There is no reliable diagnostic test that can completely exclude intestinal injury in blunt abdominal trauma when immediately done after trauma . In equivocal abdominal examinations, diagnostic peritoneal lavage may help in detecting intestinal perforation, but similarly, it may also miss the injury if it was performed soon after trauma . Clinical suspicion and serial physical examinations are essential in detecting such injuries. The presence of an associated lumbar vertebral fracture makes the clinical abdominal assessment difficult and unreliable . Repeated CT scan after 8 hours in suspected cases may help in early diagnosis of bowel perforation . In our patient, the abdominal CT scan was repeated due to persistent abdominal pain and distension. It has shown free intraperitoneal air. At laparotomy, perforation of the proximal part of the rectum was detected. This is a very rare seatbelt complication . It is difficult to explain how the rupture occurred under the pelvic rim although there was no pelvic fracture in this patient. This injury was not iatrogenic by the pedicle screws as the screws did not penetrate beyond the bodies of the vertebrae as shown by figure 3. Furthermore, the rectal perforation was only in the anterior wall of the rectum while the posterior wall was intact. Pedicle screw internal fixation was indicated because the patient presented with a neurological deficit, unstable fracture and narrowing of the spinal canal of more than 50% [11–13]
The only way we could explain the mechanism of this rectal injury is by sudden increase of the intra luminal pressure of a closed bowel loop by the seatbelt during deceleration. This can result in a bursting injury with perforation [7, 14]. The same mechanism has been proposed for oseopahgeal rupture caused by a seatbelt injury . A distended closed bowel loop is especially susceptible to rupture when its wall is stretched because of the tri-axial stress effect. In contrast, if it was empty, a larger force is required to cause its rupture [15, 16].
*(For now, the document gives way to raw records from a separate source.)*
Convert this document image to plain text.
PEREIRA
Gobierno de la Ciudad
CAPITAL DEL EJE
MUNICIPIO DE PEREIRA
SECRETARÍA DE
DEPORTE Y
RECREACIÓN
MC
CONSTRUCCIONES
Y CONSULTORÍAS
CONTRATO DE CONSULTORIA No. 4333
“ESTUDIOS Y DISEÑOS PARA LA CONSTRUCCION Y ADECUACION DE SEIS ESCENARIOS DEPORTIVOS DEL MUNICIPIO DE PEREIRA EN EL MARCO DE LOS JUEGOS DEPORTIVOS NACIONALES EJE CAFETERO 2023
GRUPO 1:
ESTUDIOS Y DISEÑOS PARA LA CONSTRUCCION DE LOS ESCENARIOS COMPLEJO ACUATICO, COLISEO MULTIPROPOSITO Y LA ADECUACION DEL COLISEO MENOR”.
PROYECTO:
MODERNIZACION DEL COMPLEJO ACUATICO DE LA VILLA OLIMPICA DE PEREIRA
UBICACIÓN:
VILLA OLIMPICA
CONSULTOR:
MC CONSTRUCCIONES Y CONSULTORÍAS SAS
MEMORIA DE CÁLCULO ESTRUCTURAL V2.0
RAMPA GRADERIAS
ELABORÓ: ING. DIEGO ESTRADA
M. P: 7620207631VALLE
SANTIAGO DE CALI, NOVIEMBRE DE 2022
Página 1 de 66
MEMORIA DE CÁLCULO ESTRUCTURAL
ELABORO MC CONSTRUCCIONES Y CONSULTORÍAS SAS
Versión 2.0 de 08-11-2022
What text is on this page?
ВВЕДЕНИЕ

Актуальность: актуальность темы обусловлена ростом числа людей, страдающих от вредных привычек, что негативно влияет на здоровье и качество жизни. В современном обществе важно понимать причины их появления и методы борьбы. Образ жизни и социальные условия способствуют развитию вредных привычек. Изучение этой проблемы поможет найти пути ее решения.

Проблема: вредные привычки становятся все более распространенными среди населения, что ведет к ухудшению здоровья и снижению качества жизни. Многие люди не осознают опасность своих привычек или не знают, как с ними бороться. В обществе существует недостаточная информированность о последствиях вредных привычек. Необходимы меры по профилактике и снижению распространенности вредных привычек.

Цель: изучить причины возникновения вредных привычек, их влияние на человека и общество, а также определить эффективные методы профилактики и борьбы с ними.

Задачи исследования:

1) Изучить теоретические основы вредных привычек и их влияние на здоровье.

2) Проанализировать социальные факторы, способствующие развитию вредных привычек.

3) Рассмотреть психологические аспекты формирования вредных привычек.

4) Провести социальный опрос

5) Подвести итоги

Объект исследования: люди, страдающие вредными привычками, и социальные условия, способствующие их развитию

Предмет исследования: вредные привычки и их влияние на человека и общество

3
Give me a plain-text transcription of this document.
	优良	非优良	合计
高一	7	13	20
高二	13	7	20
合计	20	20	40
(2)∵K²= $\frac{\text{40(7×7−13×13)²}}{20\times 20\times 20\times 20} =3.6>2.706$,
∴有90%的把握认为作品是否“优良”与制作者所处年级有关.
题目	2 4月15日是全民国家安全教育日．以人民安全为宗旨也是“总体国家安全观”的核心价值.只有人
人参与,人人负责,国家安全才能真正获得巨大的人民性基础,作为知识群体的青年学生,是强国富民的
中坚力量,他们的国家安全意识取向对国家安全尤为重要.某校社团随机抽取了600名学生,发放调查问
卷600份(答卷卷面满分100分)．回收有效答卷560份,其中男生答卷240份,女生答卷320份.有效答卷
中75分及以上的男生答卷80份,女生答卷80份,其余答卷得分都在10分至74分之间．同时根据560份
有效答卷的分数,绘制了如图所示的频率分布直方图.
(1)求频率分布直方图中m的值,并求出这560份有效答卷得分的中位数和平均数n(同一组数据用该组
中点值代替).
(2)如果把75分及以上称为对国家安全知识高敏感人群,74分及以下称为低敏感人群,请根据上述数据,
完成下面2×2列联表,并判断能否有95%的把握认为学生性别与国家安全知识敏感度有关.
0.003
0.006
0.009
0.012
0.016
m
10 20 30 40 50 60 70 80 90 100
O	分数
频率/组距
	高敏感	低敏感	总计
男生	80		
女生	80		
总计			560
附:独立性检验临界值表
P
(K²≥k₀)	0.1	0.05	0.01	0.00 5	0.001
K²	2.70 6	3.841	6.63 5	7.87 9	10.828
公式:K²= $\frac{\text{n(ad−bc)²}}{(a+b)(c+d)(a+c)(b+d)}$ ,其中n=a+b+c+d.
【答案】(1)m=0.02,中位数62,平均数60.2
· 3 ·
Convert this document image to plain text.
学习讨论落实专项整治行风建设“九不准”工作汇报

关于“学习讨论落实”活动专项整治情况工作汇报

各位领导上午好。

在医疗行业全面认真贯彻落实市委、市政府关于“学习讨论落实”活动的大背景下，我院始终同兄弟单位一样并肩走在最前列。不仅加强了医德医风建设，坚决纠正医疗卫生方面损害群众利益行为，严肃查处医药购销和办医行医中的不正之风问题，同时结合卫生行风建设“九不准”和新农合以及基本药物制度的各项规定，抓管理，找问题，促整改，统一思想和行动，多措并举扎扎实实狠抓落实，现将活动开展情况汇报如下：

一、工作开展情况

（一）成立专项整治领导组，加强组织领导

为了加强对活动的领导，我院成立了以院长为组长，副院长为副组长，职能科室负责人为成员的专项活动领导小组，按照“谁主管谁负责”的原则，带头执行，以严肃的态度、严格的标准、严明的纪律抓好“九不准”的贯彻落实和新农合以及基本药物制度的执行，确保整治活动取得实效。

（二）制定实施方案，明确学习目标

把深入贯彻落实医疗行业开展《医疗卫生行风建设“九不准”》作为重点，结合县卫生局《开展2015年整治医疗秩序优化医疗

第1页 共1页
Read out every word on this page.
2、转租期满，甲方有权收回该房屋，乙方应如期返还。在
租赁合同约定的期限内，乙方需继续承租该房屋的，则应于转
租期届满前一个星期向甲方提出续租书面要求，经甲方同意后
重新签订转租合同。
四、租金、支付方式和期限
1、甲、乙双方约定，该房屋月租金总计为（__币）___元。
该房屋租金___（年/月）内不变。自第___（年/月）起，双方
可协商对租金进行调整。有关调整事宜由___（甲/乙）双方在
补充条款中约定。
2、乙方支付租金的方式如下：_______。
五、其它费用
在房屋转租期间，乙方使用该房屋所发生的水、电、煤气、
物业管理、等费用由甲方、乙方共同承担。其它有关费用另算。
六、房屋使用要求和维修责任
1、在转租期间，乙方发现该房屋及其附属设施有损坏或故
In cases of delayed diagnosis of large bowel perforation, Hartmann's procedure is safer and more effective . Delayed diagnosis of intestinal perforation increases the incidence of sepsis and its associated morbidity and mortality [10, 18]. Primary closure of the abdominal fascia is ideal but it was impossible in our patient. The development of abdominal compartment syndrome was a real concern because of the distension and oedema of the inflamed bowel. The abdomen was left open and gradually closed . The technique we have used is cheap, controls fluid and heat loss, does not adhere to the abdominal wall and simplifies re-exploration of the abdomen with decreased mortality . Despite that, the abdominal domain may be lost as the edges may retract with a risk of evisceration if the abdominal wall closure was delayed [19, 20].
The presence of a seatbelt sign and a lumbar fracture should raise the suspicion of a bowel injury. Seatbelt injury can cause rectal perforation. Repeated serial clinical examination is essential to avoid missed bowel perforations.
Written informed consent was obtained from the patient for the publication of this case report. A copy of the written consent is available for review by the Editor-in-Chief of this journal.